Streaming

David Gelernter is a computer scientist who hates computers but wants to change that, reports Alexandra Wolfe in The Wall Street Journal (11/30/13). A Yale University professor, David says he refuses to play with computers and claims that whatever success he’s had in the field is because he is such a bad fit for his calling. The only reason he became a computer scientist was because of "a passage in the Talmud saying it’s an obligation to do something practical in addition to studying Torah." He now considers this a "silly decision … made in a bout of ideological fervor."

David’s basic complaint is that computers aren’t logical. "I want software to work in 30 seconds," he says. He’s actually wanted it to work in 30 seconds since the mid-1990s, when he launched a company called Mirror Worlds. He hoped to commercialize software he developed at Yale that "created a desktop format that allowed users to look up a thread through their entire history. Before an appointment with a colleague, for example, the user could hit a button that would pull up every interaction, information exchange and document that related to that person and then list them in narrative order."

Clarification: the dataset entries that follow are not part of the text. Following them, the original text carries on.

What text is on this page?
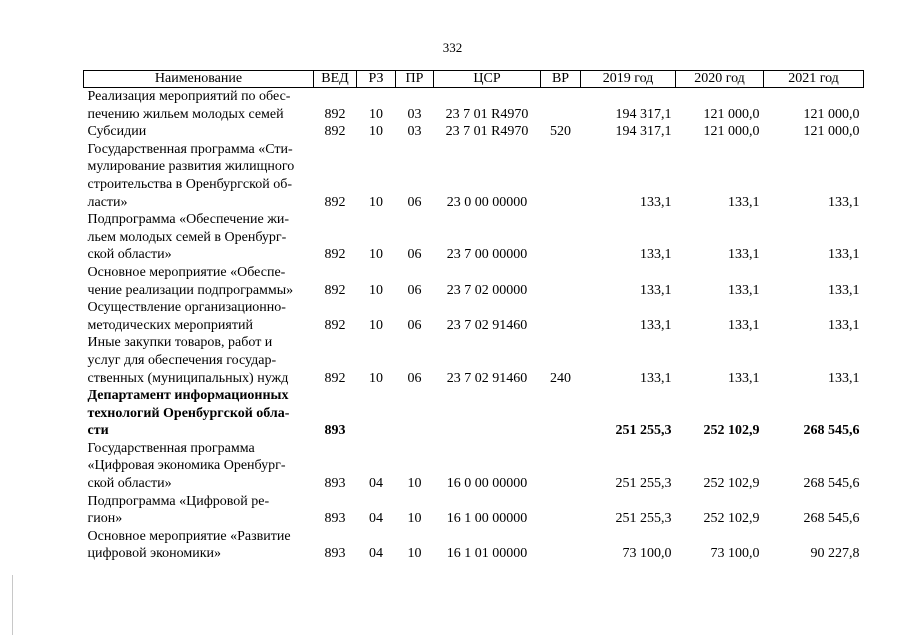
332
Наименование	ВЕД	РЗ	ПР	ЦСР	ВР	2019 год	2020 год	2021 год

Реализация мероприятий по обес-
печению жильем молодых семей	892	10	03	23 7 01 R4970		194 317,1	121 000,0	121 000,0

Субсидии	892	10	03	23 7 01 R4970	520	194 317,1	121 000,0	121 000,0

Государственная программа «Сти-
мулирование развития жилищного
строительства в Оренбургской об-
ласти»	892	10	06	23 0 00 00000		133,1	133,1	133,1

Подпрограмма «Обеспечение жи-
льем молодых семей в Оренбург-
ской области»	892	10	06	23 7 00 00000		133,1	133,1	133,1

Основное мероприятие «Обеспе-
чение реализации подпрограммы»	892	10	06	23 7 02 00000		133,1	133,1	133,1

Осуществление организационно-
методических мероприятий	892	10	06	23 7 02 91460		133,1	133,1	133,1

Иные закупки товаров, работ и
услуг для обеспечения государ-
ственных (муниципальных) нужд	892	10	06	23 7 02 91460	240	133,1	133,1	133,1

Департамент информационных
технологий Оренбургской обла-
сти	893					251 255,3	252 102,9	268 545,6

Государственная программа
«Цифровая экономика Оренбург-
ской области»	893	04	10	16 0 00 00000		251 255,3	252 102,9	268 545,6

Подпрограмма «Цифровой ре-
гион»	893	04	10	16 1 00 00000		251 255,3	252 102,9	268 545,6

Основное мероприятие «Развитие
цифровой экономики»	893	04	10	16 1 01 00000		73 100,0	73 100,0	90 227,8
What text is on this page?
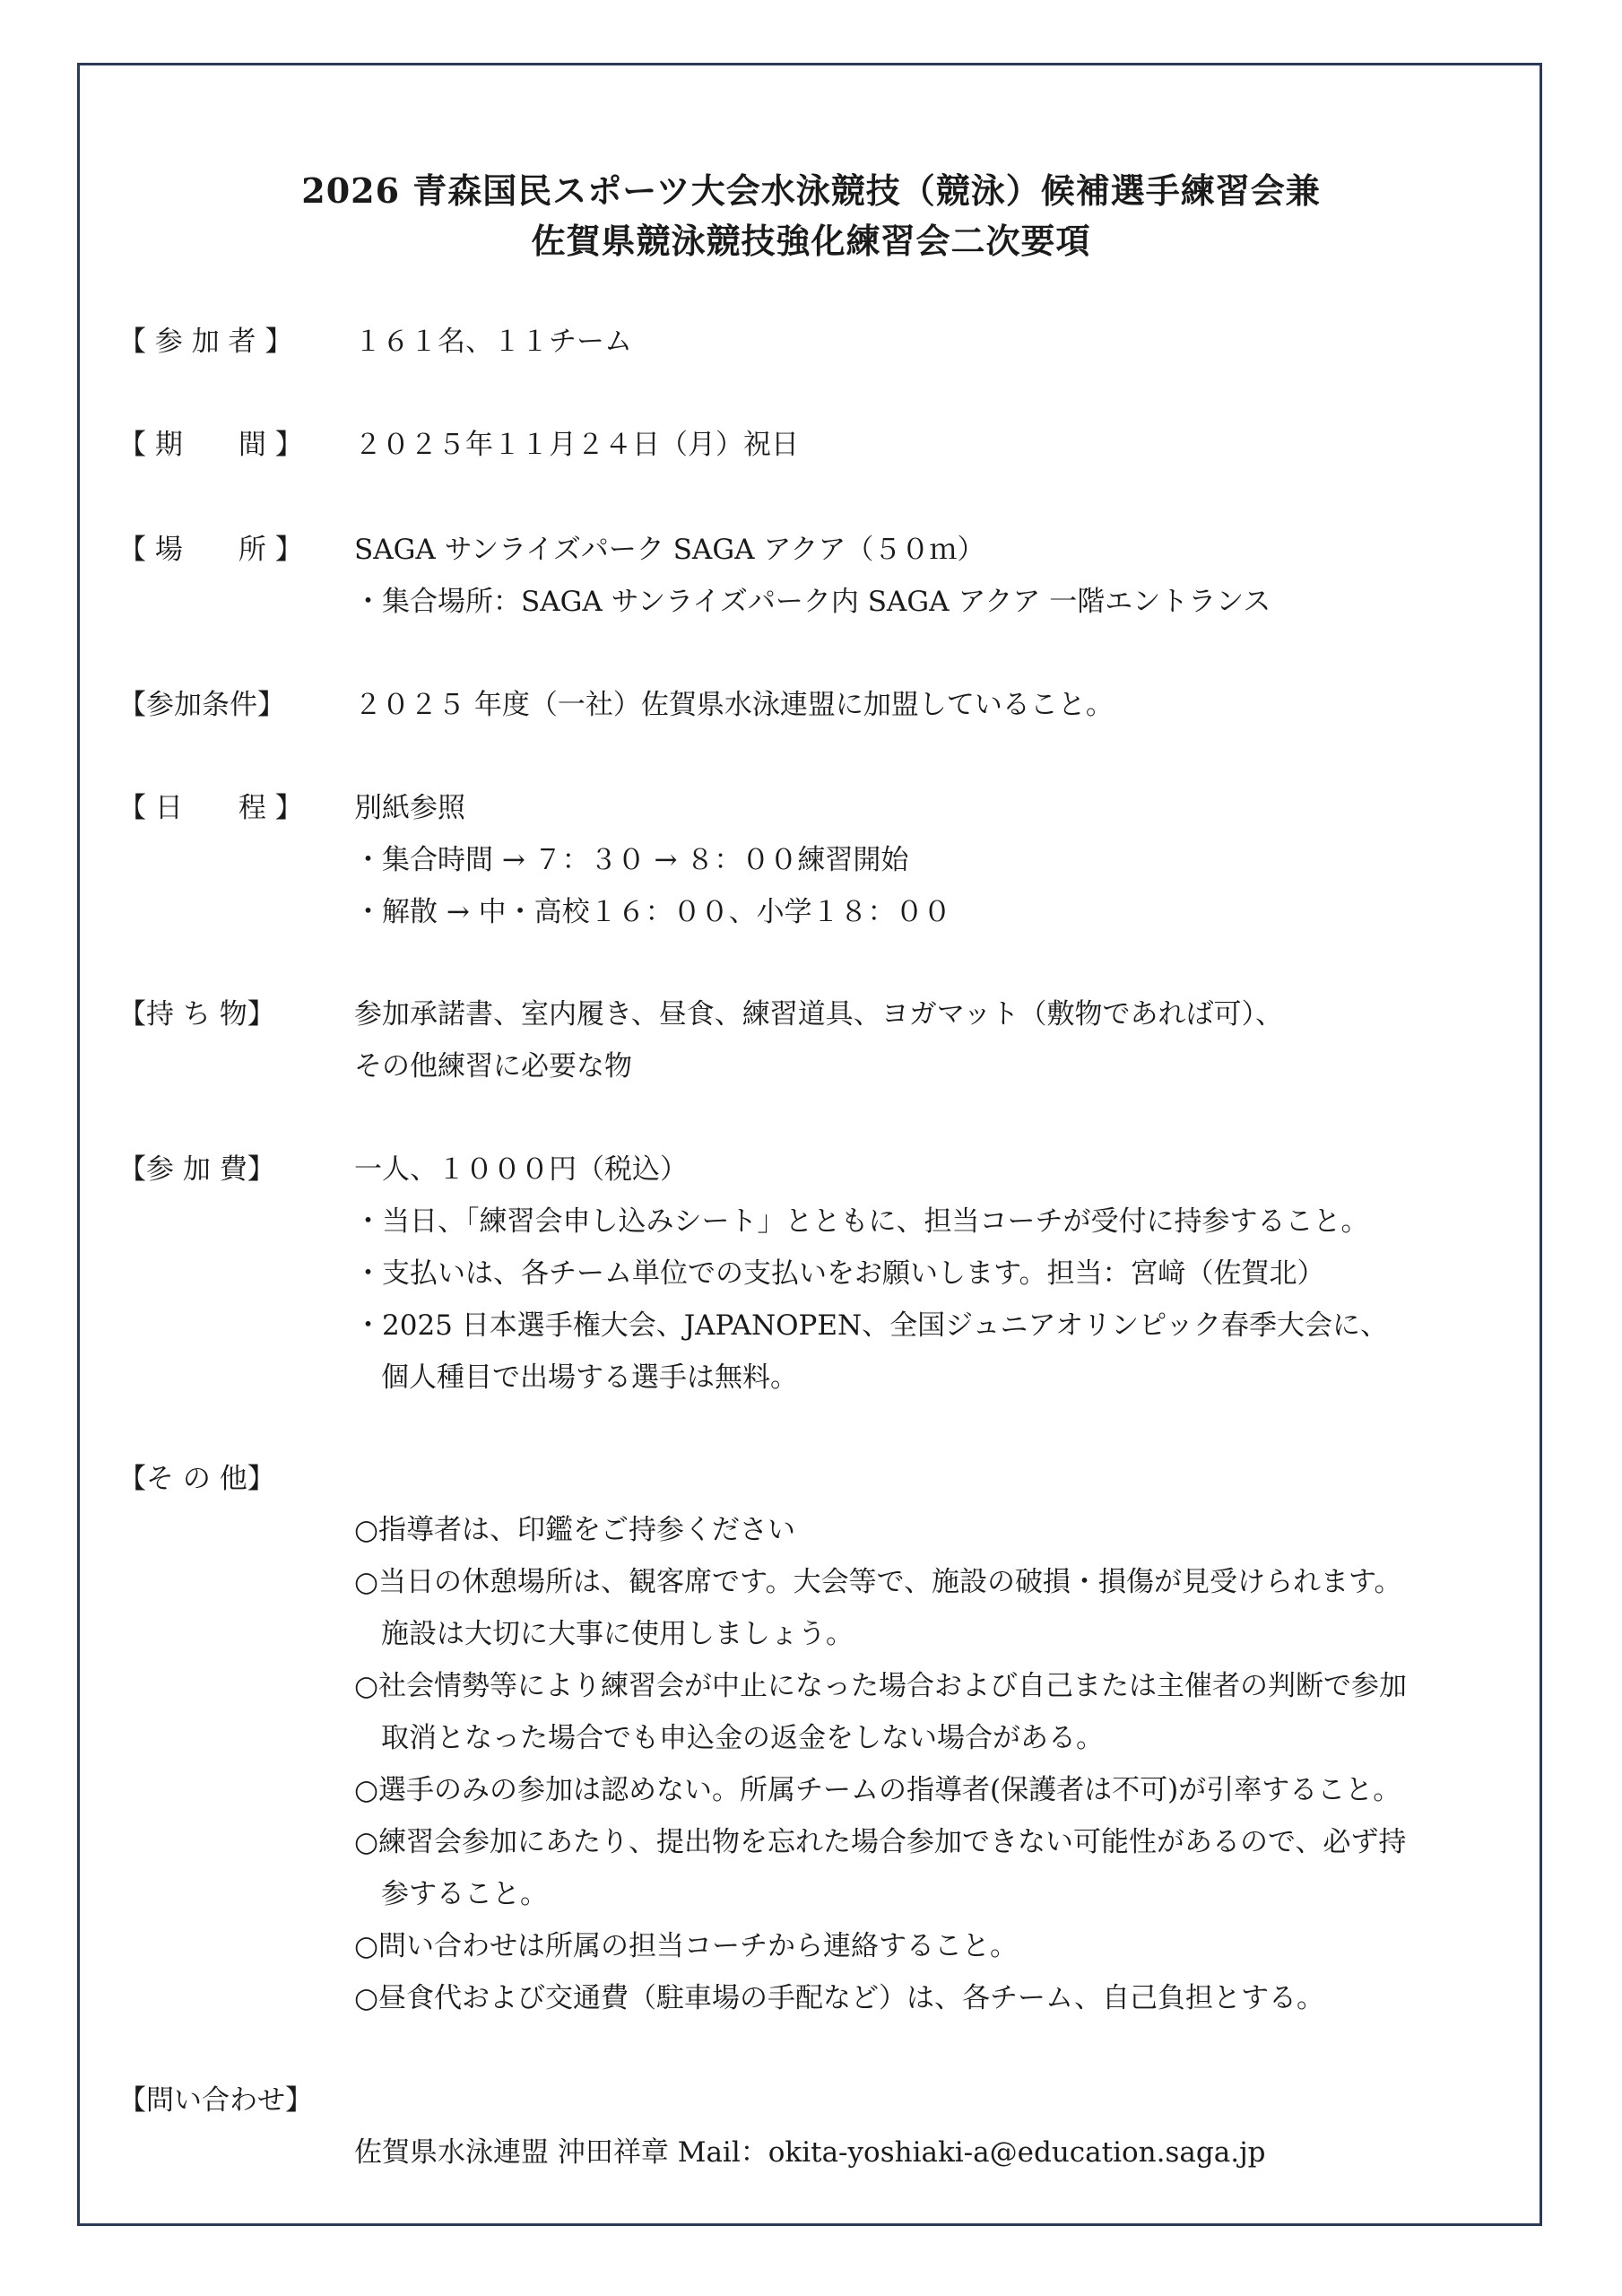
2026 青森国民スポーツ大会水泳競技（競泳）候補選手練習会兼
佐賀県競泳競技強化練習会二次要項
【 参 加 者 】	１６１名、１１チーム
【 期　　間 】	２０２５年１１月２４日（月）祝日
【 場　　所 】	SAGA サンライズパーク SAGA アクア（５０ｍ）
・集合場所：SAGA サンライズパーク内 SAGA アクア 一階エントランス
【参加条件】	２０２５ 年度（一社）佐賀県水泳連盟に加盟していること。
【 日　　程 】	別紙参照
・集合時間 → ７：３０ → ８：００練習開始
・解散 → 中・高校１６：００、小学１８：００
【持 ち 物】	参加承諾書、室内履き、昼食、練習道具、ヨガマット（敷物であれば可）、
その他練習に必要な物
【参 加 費】	一人、１０００円（税込）
・当日、「練習会申し込みシート」とともに、担当コーチが受付に持参すること。
・支払いは、各チーム単位での支払いをお願いします。担当：宮﨑（佐賀北）
・2025 日本選手権大会、JAPANOPEN、全国ジュニアオリンピック春季大会に、
個人種目で出場する選手は無料。
【そ の 他】
○指導者は、印鑑をご持参ください
○当日の休憩場所は、観客席です。大会等で、施設の破損・損傷が見受けられます。
施設は大切に大事に使用しましょう。
○社会情勢等により練習会が中止になった場合および自己または主催者の判断で参加
取消となった場合でも申込金の返金をしない場合がある。
○選手のみの参加は認めない。所属チームの指導者(保護者は不可)が引率すること。
○練習会参加にあたり、提出物を忘れた場合参加できない可能性があるので、必ず持
参すること。
○問い合わせは所属の担当コーチから連絡すること。
○昼食代および交通費（駐車場の手配など）は、各チーム、自己負担とする。
【問い合わせ】
佐賀県水泳連盟 沖田祥章 Mail：okita-yoshiaki-a@education.saga.jp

When he tested the software among employees of his 30-person company, he enabled them to see each other’s stories. One of them "posted a picture of her engagement ring," and others added "photographs of birds and scanned takeout menus … much like Facebook and Twitter streams today.” The venture failed, but not before Steve Jobs saw it, and allegedly borrowed some of its features (this is now in litigation). David’s son is now trying to revive the software with a new company called Lifestreams, and plans to re-launch it in early 2014, initially among families, Little League teams, and college classes.